Under the wrongful death statute the rationale for the two-years-from-death rule is the fact that the husband's injury is the death of his wife. Why then is a suit brought within two years of her death not timely regardless of whether the decedent's cause of action was viable at the time of her death? The answer is that the wrongful death suit is derivative of the wife's injury and dependent upon her own cause of action being viable at the time of her death. To measure the statute of limitations from the time of death without reference to the original tort ignores the basis for the derivative tort action, the wife's injury. Also, a suit without reference to wife's injury might be too remote. For example, the alleged malpractice could have occurred five or ten years before the death without the wife's filing a timely legal action. The law should not permit her relatives to resurrect a time-barred cause of action which is dependent on and derivative of the original tort.[3]
In summary, the survival action is barred by the statute of limitations because recovery was personal to the decedent to compensate her (her estate) for the pain and suffering the alleged malpractice caused her. Since the survival suit was brought more than two years after the accrual of the underlying negligence action, the statute of limitations bars recovery. In contrast, the wrongful death action is not barred by the statute of limitations because Mr. Moyer's loss occurred at his wife's death. The wrongful death action was brought within two years of death, and the original tort action still was viable at the time of death.
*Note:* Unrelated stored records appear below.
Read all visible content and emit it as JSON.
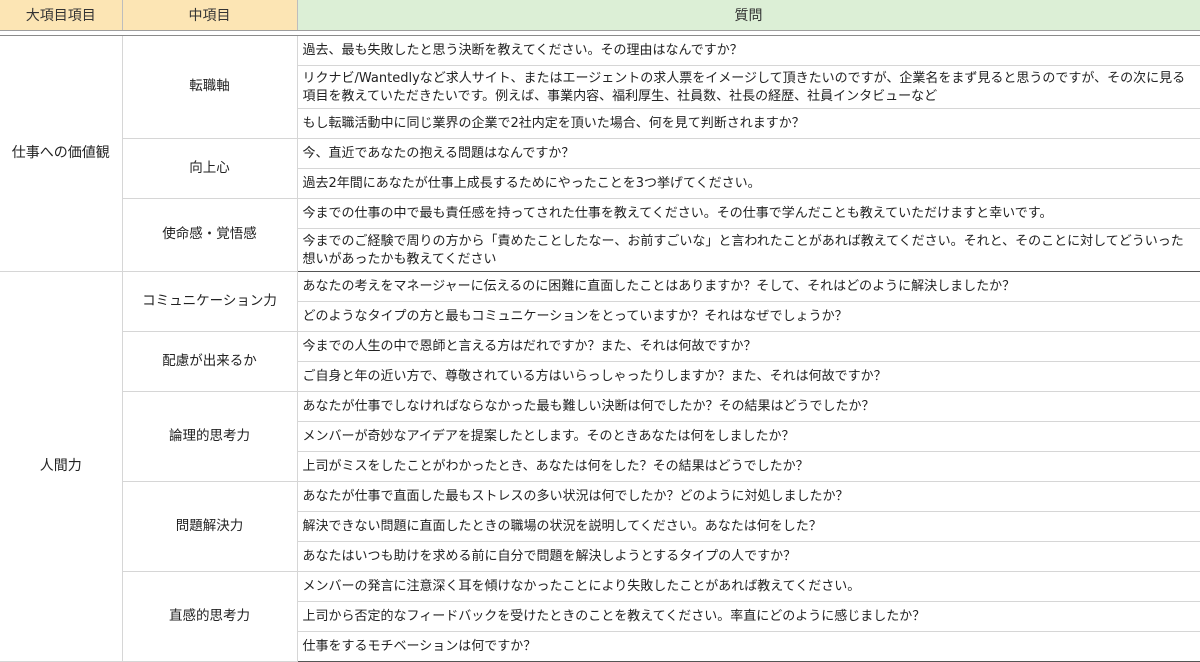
{
  "headers": {
    "major": "大項目項目",
    "mid": "中項目",
    "question": "質問"
  },
  "groups": [
    {
      "major": "仕事への価値観",
      "subs": [
        {
          "mid": "転職軸",
          "questions": [
            "過去、最も失敗したと思う決断を教えてください。その理由はなんですか？",
            "リクナビ/Wantedlyなど求人サイト、またはエージェントの求人票をイメージして頂きたいのですが、企業名をまず見ると思うのですが、その次に見る項目を教えていただきたいです。例えば、事業内容、福利厚生、社員数、社長の経歴、社員インタビューなど",
            "もし転職活動中に同じ業界の企業で2社内定を頂いた場合、何を見て判断されますか？"
          ]
        },
        {
          "mid": "向上心",
          "questions": [
            "今、直近であなたの抱える問題はなんですか？",
            "過去2年間にあなたが仕事上成長するためにやったことを3つ挙げてください。"
          ]
        },
        {
          "mid": "使命感・覚悟感",
          "questions": [
            "今までの仕事の中で最も責任感を持ってされた仕事を教えてください。その仕事で学んだことも教えていただけますと幸いです。",
            "今までのご経験で周りの方から「責めたことしたなー、お前すごいな」と言われたことがあれば教えてください。それと、そのことに対してどういった想いがあったかも教えてください"
          ]
        }
      ]
    },
    {
      "major": "人間力",
      "subs": [
        {
          "mid": "コミュニケーション力",
          "questions": [
            "あなたの考えをマネージャーに伝えるのに困難に直面したことはありますか？そして、それはどのように解決しましたか？",
            "どのようなタイプの方と最もコミュニケーションをとっていますか？それはなぜでしょうか？"
          ]
        },
        {
          "mid": "配慮が出来るか",
          "questions": [
            "今までの人生の中で恩師と言える方はだれですか？また、それは何故ですか？",
            "ご自身と年の近い方で、尊敬されている方はいらっしゃったりしますか？また、それは何故ですか？"
          ]
        },
        {
          "mid": "論理的思考力",
          "questions": [
            "あなたが仕事でしなければならなかった最も難しい決断は何でしたか？その結果はどうでしたか？",
            "メンバーが奇妙なアイデアを提案したとします。そのときあなたは何をしましたか？",
            "上司がミスをしたことがわかったとき、あなたは何をした？その結果はどうでしたか？"
          ]
        },
        {
          "mid": "問題解決力",
          "questions": [
            "あなたが仕事で直面した最もストレスの多い状況は何でしたか？どのように対処しましたか？",
            "解決できない問題に直面したときの職場の状況を説明してください。あなたは何をした？",
            "あなたはいつも助けを求める前に自分で問題を解決しようとするタイプの人ですか？"
          ]
        },
        {
          "mid": "直感的思考力",
          "questions": [
            "メンバーの発言に注意深く耳を傾けなかったことにより失敗したことがあれば教えてください。",
            "上司から否定的なフィードバックを受けたときのことを教えてください。率直にどのように感じましたか？",
            "仕事をするモチベーションは何ですか？"
          ]
        }
      ]
    }
  ]
}
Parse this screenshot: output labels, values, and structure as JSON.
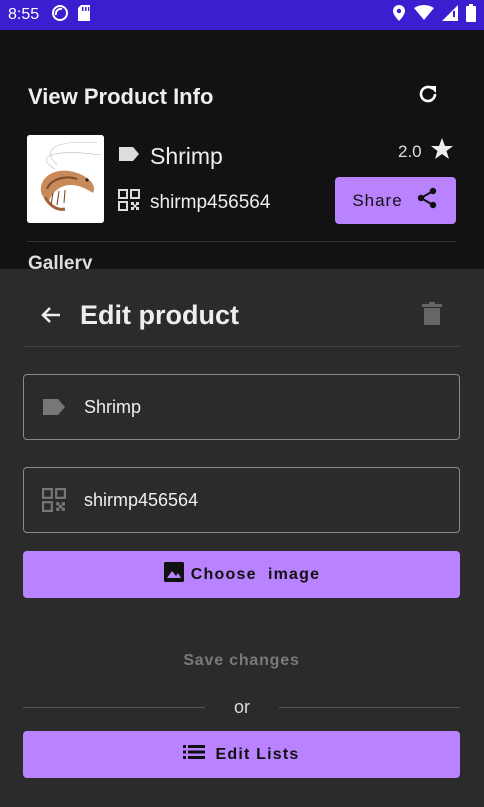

Summary judgment on the survival action is affirmed; summary judgment on the wrongful death action is reversed, and the matter is remanded to the trial court for further proceedings. Jurisdiction relinquished.
[1] Appellant alleged the following additional facts. Michelle Moyer first detected a lump in her right breast on October 7, 1985, and immediately went to see her obstetrician/gynecologist, appellee Dr. Rubright. Dr. Rubright ordered a mammogram, which was performed by appellee Dr. Bohnenblust on October 15, 1985 at appellee Pottsville Hospital and Warne Clinic. Dr. Rubright allegedly informed Mrs. Moyer that the mammogram results were normal. Late in 1985, Mrs. Moyer became pregnant and came under the care of appellee Dr. Lin. During the course of her pregnancy, Mrs. Moyer noticed that the breast lump had increased in size, and she apparently brought this to Dr. Lin's attention. Dr. Lin told her that there was nothing that could be done while she was pregnant.
Mrs. Moyer went into premature labor on July 17, 1986, and was admitted to appellee Geisinger Medical Center, under the care of appellee Dr. Awad, who failed to diagnose cancer. On August 14, 1986, Mrs. Moyer went into actual labor and gave birth to a baby girl at Geisinger under the care of appellee Dr. Yartz. After her discharge, Mrs. Moyer underwent a mammogram and biopsy. Infiltrating ductal carcinoma of the right breast was diagnosed in September 1986. A right radical mastectomy was performed on February 7, 1987, and was followed by series of radiation and chemotherapy. Mrs. Moyer died of metastatic breast cancer nine months later. Appellant's Brief at 4-5.
[2] In this case, the injury is not the cancer itself, but the late cancer diagnosis, which makes treatment less effective and a cure less probable.
[3] Appellees argue that the wrongful death action is time-barred because the survival action is time-barred; they assert that these two separate causes of action are derivative of one another. Appellees' argument is incorrect. Both actions are derivative of the original tort, and certainly are related in that way. But the statutes are distinct in scope and purpose, and the statute of limitations applies to them differently, as we have noted. See Baumgart, supra at 172 n. 3, 633 A.2d at 1194 n. 3.